Long-running transaction in Security::StoreScansWorker when deduplicating security_findings
Summary
The Security::StoreScansWorker
sidekiq worker can spend a lot of time in a single postgres transaction when there are many matching security_findings
rows to be deduplicated.
The statements in those transactions look like:
UPDATE "security_findings"
SET "deduplicated" = $1
WHERE "security_findings"."scan_id" = $2
AND "security_findings"."deduplicated" = $3
AND "security_findings"."id" >= $4
AND "security_findings"."id" < $5
In a recently observed case, the time spent in a single transaction was longer than 10 minutes.
Impact
Long-running transactions negatively impact the overall performance of the database, as they inhibit autovacuum from making progress.
Sample incident:
Recommendation
Break up the update queries into smaller batches with one transaction per batch.

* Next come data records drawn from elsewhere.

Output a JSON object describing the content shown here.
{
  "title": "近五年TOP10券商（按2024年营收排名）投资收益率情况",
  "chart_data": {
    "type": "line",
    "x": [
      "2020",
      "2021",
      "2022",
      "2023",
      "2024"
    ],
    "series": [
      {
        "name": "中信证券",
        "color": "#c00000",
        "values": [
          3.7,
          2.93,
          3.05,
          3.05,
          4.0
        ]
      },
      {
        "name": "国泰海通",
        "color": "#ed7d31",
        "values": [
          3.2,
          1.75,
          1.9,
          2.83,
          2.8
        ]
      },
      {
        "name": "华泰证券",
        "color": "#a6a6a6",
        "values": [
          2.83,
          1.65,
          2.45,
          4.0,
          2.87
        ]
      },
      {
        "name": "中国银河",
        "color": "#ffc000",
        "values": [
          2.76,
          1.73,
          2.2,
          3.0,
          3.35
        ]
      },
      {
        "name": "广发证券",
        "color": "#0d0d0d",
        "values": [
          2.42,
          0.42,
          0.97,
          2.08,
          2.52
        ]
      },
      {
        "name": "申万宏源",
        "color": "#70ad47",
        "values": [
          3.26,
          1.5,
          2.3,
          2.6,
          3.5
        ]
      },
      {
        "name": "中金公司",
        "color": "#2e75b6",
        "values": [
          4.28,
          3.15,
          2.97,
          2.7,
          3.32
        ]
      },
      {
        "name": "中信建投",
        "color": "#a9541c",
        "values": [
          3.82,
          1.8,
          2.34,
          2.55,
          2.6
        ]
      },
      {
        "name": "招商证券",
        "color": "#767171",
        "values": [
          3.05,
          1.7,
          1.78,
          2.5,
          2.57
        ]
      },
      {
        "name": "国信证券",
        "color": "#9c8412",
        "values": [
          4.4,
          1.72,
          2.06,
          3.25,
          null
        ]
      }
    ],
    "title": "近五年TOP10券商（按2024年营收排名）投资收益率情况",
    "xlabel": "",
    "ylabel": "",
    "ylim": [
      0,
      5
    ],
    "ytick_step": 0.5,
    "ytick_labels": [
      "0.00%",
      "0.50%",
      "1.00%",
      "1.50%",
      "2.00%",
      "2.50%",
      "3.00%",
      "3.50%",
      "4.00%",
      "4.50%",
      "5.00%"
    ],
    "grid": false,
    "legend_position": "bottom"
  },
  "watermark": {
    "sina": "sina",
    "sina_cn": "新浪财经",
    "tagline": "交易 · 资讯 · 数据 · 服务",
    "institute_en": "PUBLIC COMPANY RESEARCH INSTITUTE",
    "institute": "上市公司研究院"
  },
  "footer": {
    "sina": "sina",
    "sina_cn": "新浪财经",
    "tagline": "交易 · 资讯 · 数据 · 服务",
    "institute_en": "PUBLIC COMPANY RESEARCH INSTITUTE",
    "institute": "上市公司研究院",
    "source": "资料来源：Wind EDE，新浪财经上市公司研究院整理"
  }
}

Also consider breaking up the sidekiq jobs into smaller batches to avoid them getting killed during deployments.
Implementation Plan
-
Remove transaction from here. -
Consider increasing the DEDUPLICATE_BATCH_SIZE to reduce the # of round trips to the database. -
Add test coverage to ensure that the body of this block is being executed.
Verification
No easy metric to check this unfortunately. A "longest transaction" log field would help here.